SAKK 38/19 Assessing a ctDNA and PET-oriented therapy in patients with DLBCL A multicenter, open-label, phase II trial
Indication :

Lymphome diffus à grandes cellules B


Sponsor :

SAKK


Phase :

II


Ligne :

première


Traitement :

Rituximab + cyclophosphamide+doxorubucin+vincristine+prednisone vs Acalabrutinib + Rituximab + cyclophosphamide+doxorubucin+vincristine+prednisone


Site :

CHUV


Contact(s) :
Anne Cairoli
Investigateur Principale

CHUV
Service d'Hématologie

Rue du Bugnon 46
Lausanne
1011

021 314 41 82
anne.cairoli@chuv.ch

Primary objective :

 Assessing the efficacy of acalabrutinib-R-CHOP in DLBCL harboring MYD88 L265P and/or CD79A/B mutations (cohort A)
 Assessing the activity of treatment escalation to acalabrutinib-R-CHOP followed by acalabrutinib monotherapy in DLBCL patients who are double positive: PET/CT positive (Deauville score 4) and no molecular response (<2log10 fold reduction) after two courses of R-CHOP (cohort B)
 Exploring the feasibility of treatment de-escalation to 4 total R-CHOP courses plus two infusions of single agent rituximab in patients lacking both MYD88 L265P and CD79A/B mutations and quickly obtaining both negative PET/CT (Deauville score 1-3) and molecular response (>2log10 reduction of ctDNA) after two cycles of R-CHOP, which further improve to Deauville score 1-2 and absence of ctDNA after two additional RCHOP courses (cohort C).
 Exploring clinical implications of having a negative PET/CT (Deauville score 1-3) but no molecular response (<2log10 reduction of ctDNA) vs a positive PET/CT (Deauville score 4) but molecular response (>2log10 reduction of ctDNA) after two R-CHOP courses (cohort D)


Inclusion criteria :

 Histologically confirmed, treatment-naïve DLBCL, NOS that fulfill all the following:

  • Patient eligible for 6 cycles of R-CHOP
  • Ann Arbor stage I-IV
  • Metabolically active measurable disease by 18FDG PET-CT
  • No previous treatment with systemic chemotherapy or radiotherapy (a pre-phase treatment with steroids for 10 days is allowed after PET/CT and baseline liquid biopsy have been collected)
  • At least 1 measurable site of disease according to Revised Response Criteria for Malignant Lymphoma.

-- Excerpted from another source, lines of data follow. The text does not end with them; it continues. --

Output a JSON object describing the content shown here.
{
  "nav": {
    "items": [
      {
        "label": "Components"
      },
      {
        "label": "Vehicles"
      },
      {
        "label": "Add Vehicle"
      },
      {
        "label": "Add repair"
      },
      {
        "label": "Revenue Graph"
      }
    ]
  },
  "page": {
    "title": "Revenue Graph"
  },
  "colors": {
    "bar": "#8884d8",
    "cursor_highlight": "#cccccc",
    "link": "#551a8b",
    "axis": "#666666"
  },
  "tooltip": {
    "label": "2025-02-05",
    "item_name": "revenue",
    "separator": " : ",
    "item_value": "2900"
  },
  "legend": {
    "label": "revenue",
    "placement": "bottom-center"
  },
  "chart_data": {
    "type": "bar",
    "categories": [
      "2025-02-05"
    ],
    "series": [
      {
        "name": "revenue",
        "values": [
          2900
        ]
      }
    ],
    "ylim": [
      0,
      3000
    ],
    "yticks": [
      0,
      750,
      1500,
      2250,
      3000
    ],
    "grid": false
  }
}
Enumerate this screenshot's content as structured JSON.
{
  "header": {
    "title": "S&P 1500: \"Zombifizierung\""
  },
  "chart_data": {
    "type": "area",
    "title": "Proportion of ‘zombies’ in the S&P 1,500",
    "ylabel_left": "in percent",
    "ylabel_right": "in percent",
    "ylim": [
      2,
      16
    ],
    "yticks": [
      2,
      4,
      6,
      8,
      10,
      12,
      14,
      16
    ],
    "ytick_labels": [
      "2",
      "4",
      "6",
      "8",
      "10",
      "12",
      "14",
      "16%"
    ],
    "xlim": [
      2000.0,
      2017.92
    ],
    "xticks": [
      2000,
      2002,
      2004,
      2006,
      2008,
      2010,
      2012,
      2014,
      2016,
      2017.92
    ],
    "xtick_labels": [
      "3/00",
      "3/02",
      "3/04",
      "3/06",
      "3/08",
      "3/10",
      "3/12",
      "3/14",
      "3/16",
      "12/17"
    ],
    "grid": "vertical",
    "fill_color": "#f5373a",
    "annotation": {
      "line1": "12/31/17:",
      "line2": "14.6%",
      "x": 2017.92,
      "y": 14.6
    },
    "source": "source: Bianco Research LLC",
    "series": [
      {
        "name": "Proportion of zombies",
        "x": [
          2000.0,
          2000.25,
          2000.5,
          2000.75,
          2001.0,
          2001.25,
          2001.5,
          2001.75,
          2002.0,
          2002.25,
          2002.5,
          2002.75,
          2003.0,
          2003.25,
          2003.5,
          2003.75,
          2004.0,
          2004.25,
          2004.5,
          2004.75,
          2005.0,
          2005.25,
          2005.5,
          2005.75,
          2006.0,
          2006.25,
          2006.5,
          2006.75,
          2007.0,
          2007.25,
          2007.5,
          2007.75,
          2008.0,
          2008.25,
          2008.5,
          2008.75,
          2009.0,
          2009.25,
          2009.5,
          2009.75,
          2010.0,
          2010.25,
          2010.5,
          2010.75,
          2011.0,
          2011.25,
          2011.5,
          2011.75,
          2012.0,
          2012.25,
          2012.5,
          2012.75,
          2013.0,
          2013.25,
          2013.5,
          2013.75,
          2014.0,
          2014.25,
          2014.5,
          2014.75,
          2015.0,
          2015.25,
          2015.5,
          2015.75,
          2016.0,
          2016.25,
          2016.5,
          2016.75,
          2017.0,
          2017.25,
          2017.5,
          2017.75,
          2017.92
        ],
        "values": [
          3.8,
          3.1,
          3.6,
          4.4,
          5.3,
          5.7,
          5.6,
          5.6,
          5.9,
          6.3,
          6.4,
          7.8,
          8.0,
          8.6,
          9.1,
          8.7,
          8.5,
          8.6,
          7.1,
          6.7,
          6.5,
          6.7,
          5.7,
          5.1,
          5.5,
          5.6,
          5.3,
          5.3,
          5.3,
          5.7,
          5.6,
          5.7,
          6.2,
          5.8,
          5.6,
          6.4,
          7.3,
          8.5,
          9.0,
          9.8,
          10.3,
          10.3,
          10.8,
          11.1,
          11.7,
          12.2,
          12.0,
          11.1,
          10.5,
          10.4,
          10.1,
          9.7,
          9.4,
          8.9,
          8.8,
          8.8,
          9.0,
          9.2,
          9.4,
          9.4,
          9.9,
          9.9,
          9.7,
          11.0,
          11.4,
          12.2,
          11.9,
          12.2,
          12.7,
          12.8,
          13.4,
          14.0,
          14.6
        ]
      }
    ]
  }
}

The site of disease must be greater than 1.5 cm in the long axis regardless of short axis measurement or greater than 1.0 cm in the short axis regardless of long axis measurement, and clearly measurable in 2 perpendicular dimensions.
  • Quantifiable and qualifiable circulating tumor DNA
     Patients with a prior malignancy and treated with curative intention are eligible if all treatment of that malignancy was completed at least 2 years before registration and the patient has no evidence of disease at registration. Less than 2 years is acceptable for malignancies with low risk of recurrence and/or no late recurrence.
     Adequate bone marrow, hepatic renal, cardiac and coagulation function

Exclusion criteria :

 CNS lymphoma involvement
 Specific diagnostic categories of large B-cell lymphoma such as high grade B-cell lymphoma, primary mediastinal large B-cell lymphoma, primary central nervous system lymphoma, T-cell/histiocyte-rich large Bcell lymphoma, intravascular large B-cell lymphoma, plasmablastic lymphoma, lymphomatoid granulomatosis, primary effusion lymphoma etc.
 Requires or receiving anticoagulation with warfarin or equivalent antagonists (eg, phenprocoumon), ‘dual’ antiplatelet therapy (DAPT), such as aspirin and clopidogrel. However, use of therapeutic low
molecule weight heparin, direct oral anticoagulants, or low dose antiplatelet agents is allowed.
 Concomitant treatment to Acalabrutinib with strong or moderate CYP3A inducers or inhibitors and co-administration with proton pump inhibitors (PPIs).